After declining in the second quarter, manufacturing output also contracted in July. In recent months, the decline has been more pronounced in medium-low-technology industries, which are more energy-intensive and mainly produce intermediate goods, mostly for export. The decline in the production in medium-high and low technology industries also continued in July. After rising in previous months, production in high-technology industries also declined. Compared to the first seven months of last year, production was 2.4% lower than a year ago. In all more technology-intensive industries (manufacture of pharmaceuticals and ICT equipment, manufacture of electrical equipment, manufacture of machinery and equipment n.e.c., and manufacture of motor vehicles and other transport equipment) it was higher than a year ago, with the exception of the energy-intensive chemical industry, where the year-on-year decline was the largest (-22.9%). The second largest decline was recorded in the paper industry (-17.5%), which is also energy-intensive, and production was also lower than a year ago in most other, less technology-intensive industries.

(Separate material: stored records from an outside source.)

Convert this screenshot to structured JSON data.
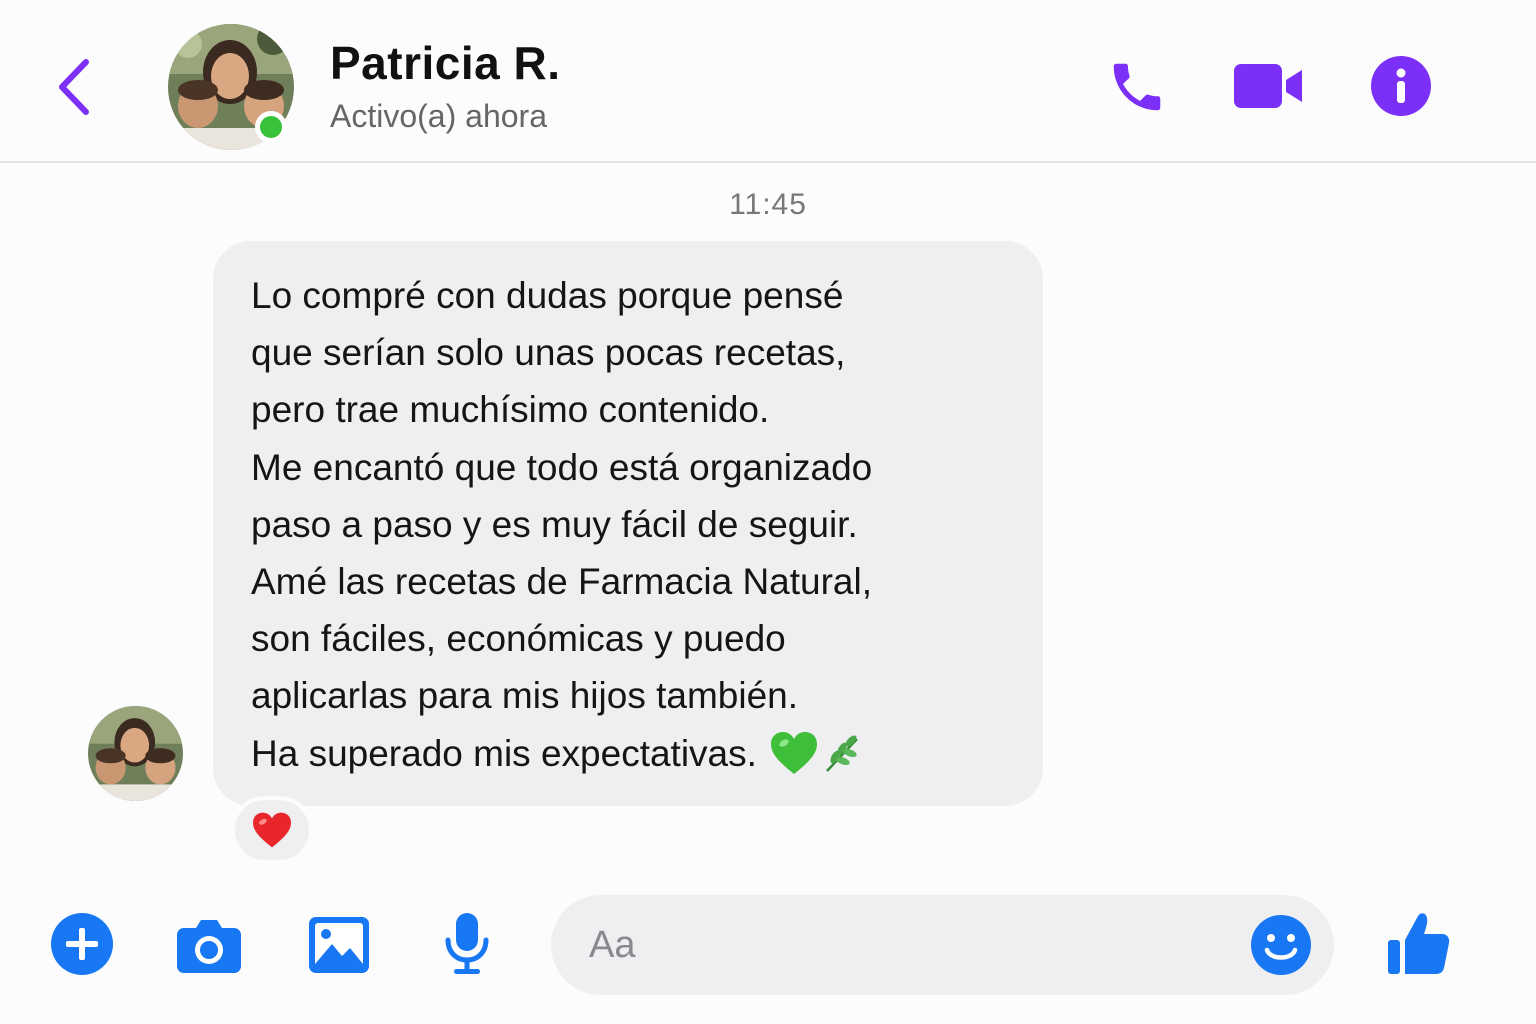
{
  "colors": {
    "accent": "#7b2ff7",
    "blue": "#1877f2",
    "online": "#38c23a",
    "heart_green": "#3fbe3a",
    "heart_red": "#e8262b"
  },
  "header": {
    "contact_name": "Patricia R.",
    "status": "Activo(a) ahora",
    "icons": [
      "chevron-left-icon",
      "phone-icon",
      "video-camera-icon",
      "info-icon"
    ]
  },
  "conversation": {
    "timestamp": "11:45",
    "message_lines": [
      "Lo compré con dudas porque pensé",
      "que serían solo unas pocas recetas,",
      "pero trae muchísimo contenido.",
      "Me encantó que todo está organizado",
      "paso a paso y es muy fácil de seguir.",
      "Amé las recetas de Farmacia Natural,",
      "son fáciles, económicas y puedo",
      "aplicarlas para mis hijos también.",
      "Ha superado mis expectativas."
    ],
    "message_emojis": [
      "green-heart-icon",
      "herb-icon"
    ],
    "reaction": "red-heart-icon"
  },
  "composer": {
    "placeholder": "Aa",
    "icons": [
      "plus-icon",
      "camera-icon",
      "image-icon",
      "microphone-icon",
      "smiley-icon",
      "thumbs-up-icon"
    ]
  }
}
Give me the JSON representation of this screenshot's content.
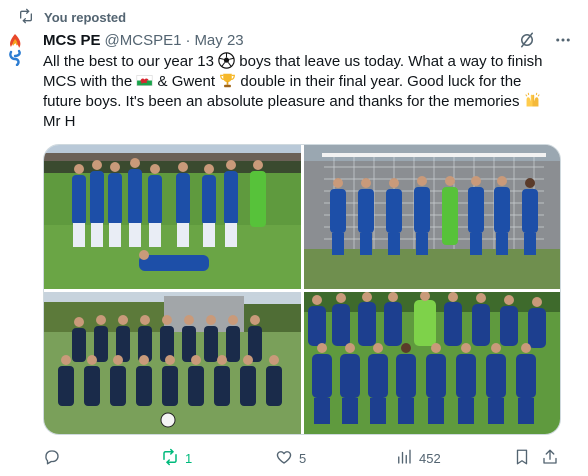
{
  "repost_banner": {
    "text": "You reposted",
    "icon": "repost-icon"
  },
  "author": {
    "name": "MCS PE",
    "handle": "@MCSPE1",
    "separator": "·",
    "date": "May 23"
  },
  "tweet": {
    "segments": [
      "All the best to our year 13 ",
      " boys that leave us today. What a way to finish MCS with the ",
      " & Gwent ",
      " double in their final year. Good luck for the future boys. It's been an absolute pleasure and thanks for the memories ",
      "\nMr H"
    ],
    "emojis": [
      "soccer-ball-emoji",
      "wales-flag-emoji",
      "trophy-emoji",
      "raised-hands-emoji"
    ]
  },
  "media": {
    "photos": [
      "team-photo-grass-medals",
      "team-photo-football-goal",
      "team-photo-school-yard",
      "team-photo-pitch-huddle"
    ]
  },
  "actions": {
    "reply": {
      "icon": "reply-icon",
      "count": ""
    },
    "repost": {
      "icon": "repost-icon",
      "count": "1",
      "color": "#00ba7c"
    },
    "like": {
      "icon": "heart-icon",
      "count": "5"
    },
    "views": {
      "icon": "views-icon",
      "count": "452"
    },
    "bookmark": {
      "icon": "bookmark-icon"
    },
    "share": {
      "icon": "share-icon"
    }
  },
  "colors": {
    "text": "#0f1419",
    "secondary": "#536471",
    "repost_active": "#00ba7c",
    "border": "#cfd9de"
  }
}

According to data on the value of construction work put in place, construction activity fell in July although it remained significantly higher than last year. After high growth in the value of construction work at the beginning of the year, activity fluctuated around the level reached in the following months. In the first seven months of this year, it was 23% higher year-on-year. In this comparison, activity was higher in all three segments covered by the statistics: most markedly in specialised construction (up 38%), followed by civil engineering and building construction (up 20% and 17% respectively). 
Some other data, however, point to much lower growth in construction activity. According to VAT data, the activity of construction companies in the first seven months was 11% higher than last year. Based on data on the value of construction put in place, the difference in the growth of this activity was 12 p.p.

The current account surplus increased further in July. In the last 12 months it amounted to EUR 2.1 billion, compared to a deficit of EUR 151.9 million in the previous 12-month period. The main contributor to this change was the goods trade balance (the annual trade deficit has been declining since February this year), as imports of goods declined amid weak export growth. The surplus in trade in services also increased, especially in trade in travel and transportation services, but also in trade in other services – especially construction services, but also in higher value-added services (telecommunications, computer and information services, research and development services, and financial services). The primary income deficit was higher year-on-year mainly because the income of foreign workers in Slovenia increased more than that of Slovenian workers abroad. Net outflows of income from equity capital (dividends and profits) were also higher.


In August, electricity consumption in the distribution network was lower year-on-year in all consumption groups. Industrial consumption fell by 12% year-on-year, slightly more than in the previous months. The decline deepened also due to the floods and their impact on the production processes of some companies. The year-on-year decline in consumption was also somewhat more pronounced among small business consumers (2.8%). For households, the year-on-year decline (0.5%) was lower than in previous months, which could also be related to higher electricity consumption due to the drying of properties after the floods.